We don't have any hw where RC6pp was validated.

> >> diff --git a/include/uapi/drm/i915_drm.h b/include/uapi/drm/i915_drm.h
> >> index fe25a01c81f2..682abafecc8c 100644
> >> --- a/include/uapi/drm/i915_drm.h
> >> +++ b/include/uapi/drm/i915_drm.h
> >> @@ -86,6 +86,63 @@ enum i915_mocs_table_index {
> >>          I915_MOCS_CACHED,
> >>   };
> > 
> > Hmm, how about uapi/drm/i915_perf.h? (Or i915_pmu.h)
> > We are not adding traditional drm-ioctl functionality (except for some
> > common enums). But I guess it is not huge, so no big concern. Just
> > thinking that we essentially copy this into igt, so we should really
> > make it a copy!
> 
> No objections from me. Definitely want it?

I wouldn't say no. I wouldn't suggest it must be done either. :)

> >> +#define I915_PMU_RC6_RESIDENCY         __I915_PMU_OTHER(3)
> >> +#define I915_PMU_RC6p_RESIDENCY                __I915_PMU_OTHER(4)
> >> +#define I915_PMU_RC6pp_RESIDENCY       __I915_PMU_OTHER(5)
> >> +
> 
> Would we want to add some more counters?

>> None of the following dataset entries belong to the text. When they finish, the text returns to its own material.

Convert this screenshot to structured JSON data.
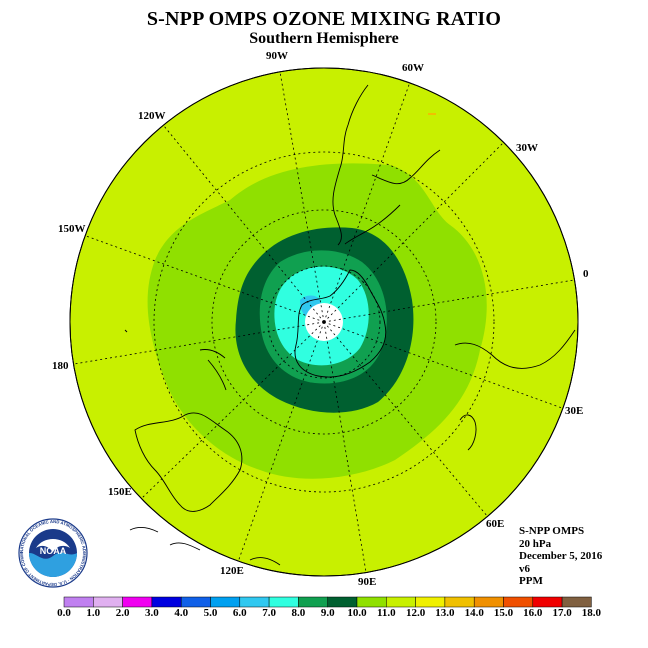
{
  "title": "S-NPP OMPS OZONE MIXING RATIO",
  "subtitle": "Southern Hemisphere",
  "longitude_labels": [
    "90W",
    "60W",
    "30W",
    "0",
    "30E",
    "60E",
    "90E",
    "120E",
    "150E",
    "180",
    "150W",
    "120W"
  ],
  "info": {
    "instrument": "S-NPP OMPS",
    "level": "20 hPa",
    "date": "December 5, 2016",
    "version": "v6",
    "units": "PPM"
  },
  "logo": {
    "text": "NOAA",
    "ring_text": "NATIONAL OCEANIC AND ATMOSPHERIC ADMINISTRATION · U.S. DEPARTMENT OF COMMERCE"
  },
  "legend": {
    "ticks": [
      "0.0",
      "1.0",
      "2.0",
      "3.0",
      "4.0",
      "5.0",
      "6.0",
      "7.0",
      "8.0",
      "9.0",
      "10.0",
      "11.0",
      "12.0",
      "13.0",
      "14.0",
      "15.0",
      "16.0",
      "17.0",
      "18.0"
    ],
    "colors": [
      "#c080f0",
      "#e0b0f0",
      "#f000f0",
      "#0000e0",
      "#1060e8",
      "#00a0f0",
      "#30c8f0",
      "#30ffe0",
      "#10a050",
      "#006030",
      "#90e000",
      "#c8f000",
      "#f0f000",
      "#f0c000",
      "#f09000",
      "#f05000",
      "#f00000",
      "#806040"
    ]
  },
  "colors": {
    "ocean_high": "#c8f000",
    "ring_11": "#90e000",
    "ring_10": "#006030",
    "ring_9": "#10a050",
    "ring_8": "#30ffe0",
    "low": "#30c8f0",
    "pole": "#ffffff"
  }
}
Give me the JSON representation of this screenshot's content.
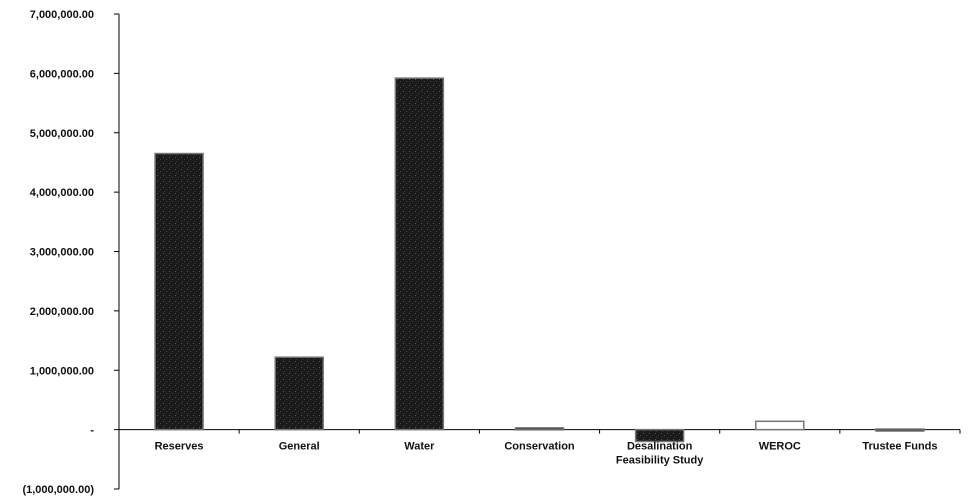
{
  "chart_data": {
    "type": "bar",
    "title": "",
    "xlabel": "",
    "ylabel": "",
    "categories": [
      [
        "Reserves"
      ],
      [
        "General"
      ],
      [
        "Water"
      ],
      [
        "Conservation"
      ],
      [
        "Desalination",
        "Feasibility Study"
      ],
      [
        "WEROC"
      ],
      [
        "Trustee Funds"
      ]
    ],
    "values": [
      4650000,
      1220000,
      5920000,
      30000,
      -200000,
      140000,
      10000
    ],
    "bar_colors": [
      "#1c1c1c",
      "#1c1c1c",
      "#1c1c1c",
      "#1c1c1c",
      "#1c1c1c",
      "#ffffff",
      "#1c1c1c"
    ],
    "ylim": [
      -1000000,
      7000000
    ],
    "yticks": [
      {
        "value": 7000000,
        "label": "7,000,000.00"
      },
      {
        "value": 6000000,
        "label": "6,000,000.00"
      },
      {
        "value": 5000000,
        "label": "5,000,000.00"
      },
      {
        "value": 4000000,
        "label": "4,000,000.00"
      },
      {
        "value": 3000000,
        "label": "3,000,000.00"
      },
      {
        "value": 2000000,
        "label": "2,000,000.00"
      },
      {
        "value": 1000000,
        "label": "1,000,000.00"
      },
      {
        "value": 0,
        "label": "-"
      },
      {
        "value": -1000000,
        "label": "(1,000,000.00)"
      }
    ],
    "grid": false,
    "legend": "none"
  }
}
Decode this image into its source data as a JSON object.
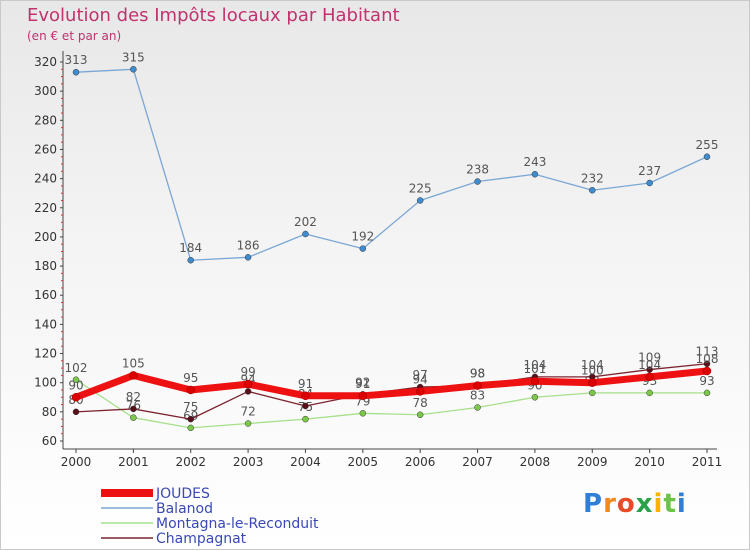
{
  "chart_data": {
    "type": "line",
    "title": "Evolution des Impôts locaux par Habitant",
    "subtitle": "(en € et par an)",
    "categories": [
      "2000",
      "2001",
      "2002",
      "2003",
      "2004",
      "2005",
      "2006",
      "2007",
      "2008",
      "2009",
      "2010",
      "2011"
    ],
    "ylim": [
      60,
      320
    ],
    "yticks": [
      60,
      80,
      100,
      120,
      140,
      160,
      180,
      200,
      220,
      240,
      260,
      280,
      300,
      320
    ],
    "grid": false,
    "legend_position": "bottom-left",
    "series": [
      {
        "name": "Balanod",
        "color": "#7aa7d6",
        "marker": "#3f8ccf",
        "values": [
          313,
          315,
          184,
          186,
          202,
          192,
          225,
          238,
          243,
          232,
          237,
          255
        ]
      },
      {
        "name": "Montagna-le-Reconduit",
        "color": "#a6e08a",
        "marker": "#7cc94a",
        "values": [
          102,
          76,
          69,
          72,
          75,
          79,
          78,
          83,
          90,
          93,
          93,
          93
        ]
      },
      {
        "name": "Champagnat",
        "color": "#7d2430",
        "marker": "#5a1019",
        "values": [
          80,
          82,
          75,
          94,
          84,
          92,
          97,
          98,
          104,
          104,
          109,
          113
        ]
      },
      {
        "name": "JOUDES",
        "color": "#ee1111",
        "marker": "#dd0000",
        "values": [
          90,
          105,
          95,
          99,
          91,
          91,
          94,
          98,
          101,
          100,
          104,
          108
        ]
      }
    ],
    "legend": [
      "JOUDES",
      "Balanod",
      "Montagna-le-Reconduit",
      "Champagnat"
    ]
  },
  "branding": {
    "letters": [
      "P",
      "r",
      "o",
      "x",
      "i",
      "t",
      "i"
    ],
    "colors": [
      "#2f7fd6",
      "#f08a1c",
      "#e94a2a",
      "#2aa24a",
      "#f4b400",
      "#6cc24a",
      "#2f7fd6"
    ]
  }
}
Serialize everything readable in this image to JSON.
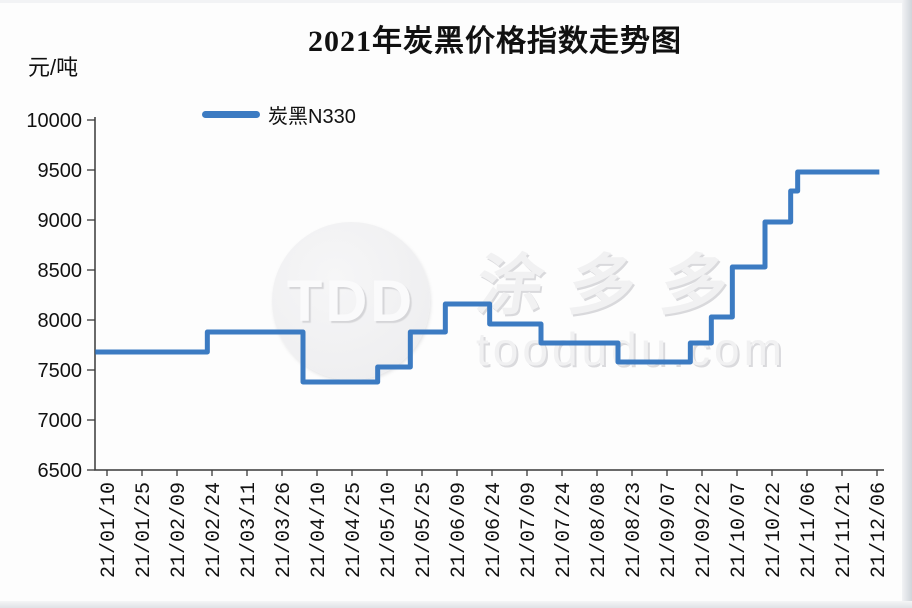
{
  "title": "2021年炭黑价格指数走势图",
  "y_unit_label": "元/吨",
  "legend": {
    "label": "炭黑N330",
    "color": "#3c7bc2"
  },
  "watermark": {
    "logo_text": "TDD",
    "cn_text": "涂多多",
    "site_text": "toodudu.com"
  },
  "chart_data": {
    "type": "line",
    "style": "step-after",
    "title": "2021年炭黑价格指数走势图",
    "series_name": "炭黑N330",
    "ylabel": "元/吨",
    "ylim": [
      6500,
      10000
    ],
    "y_tick_step": 500,
    "y_ticks": [
      6500,
      7000,
      7500,
      8000,
      8500,
      9000,
      9500,
      10000
    ],
    "x_tick_labels": [
      "21/01/10",
      "21/01/25",
      "21/02/09",
      "21/02/24",
      "21/03/11",
      "21/03/26",
      "21/04/10",
      "21/04/25",
      "21/05/10",
      "21/05/25",
      "21/06/09",
      "21/06/24",
      "21/07/09",
      "21/07/24",
      "21/08/08",
      "21/08/23",
      "21/09/07",
      "21/09/22",
      "21/10/07",
      "21/10/22",
      "21/11/06",
      "21/11/21",
      "21/12/06"
    ],
    "x_tick_interval_days": 15,
    "grid": false,
    "legend_position": "top-left",
    "line_color": "#3c7bc2",
    "steps_note": "t_days counted from first tick 21/01/10; each pair is [t_days_when_level_starts, price]; level holds until next breakpoint",
    "steps": [
      [
        -5,
        7680
      ],
      [
        43,
        7880
      ],
      [
        84,
        7380
      ],
      [
        116,
        7530
      ],
      [
        130,
        7880
      ],
      [
        145,
        8160
      ],
      [
        164,
        7960
      ],
      [
        186,
        7770
      ],
      [
        219,
        7580
      ],
      [
        250,
        7770
      ],
      [
        259,
        8030
      ],
      [
        268,
        8530
      ],
      [
        282,
        8980
      ],
      [
        293,
        9290
      ],
      [
        296,
        9480
      ]
    ],
    "t_end_days": 331
  }
}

At a reasonable frequency, as you say almost every new feature will want
some counter or two. No more pushing stats into debugfs that no one
cares about (not looking at the guc)!

> I915_PMU_ENGINE_PREEPMT - number of preemption events on engine
> I915_PMU_ENGINE_RESCHEDULE - number of requests which needed to be moved 
> in the tree due new request arriving
> 
> Or leave all this for later, since you also had some ideas on what to add.

Keep a second patch around to add a counter or two, so we can check how
painful it would be to add more -- and hence minimise that pain now.
-Chris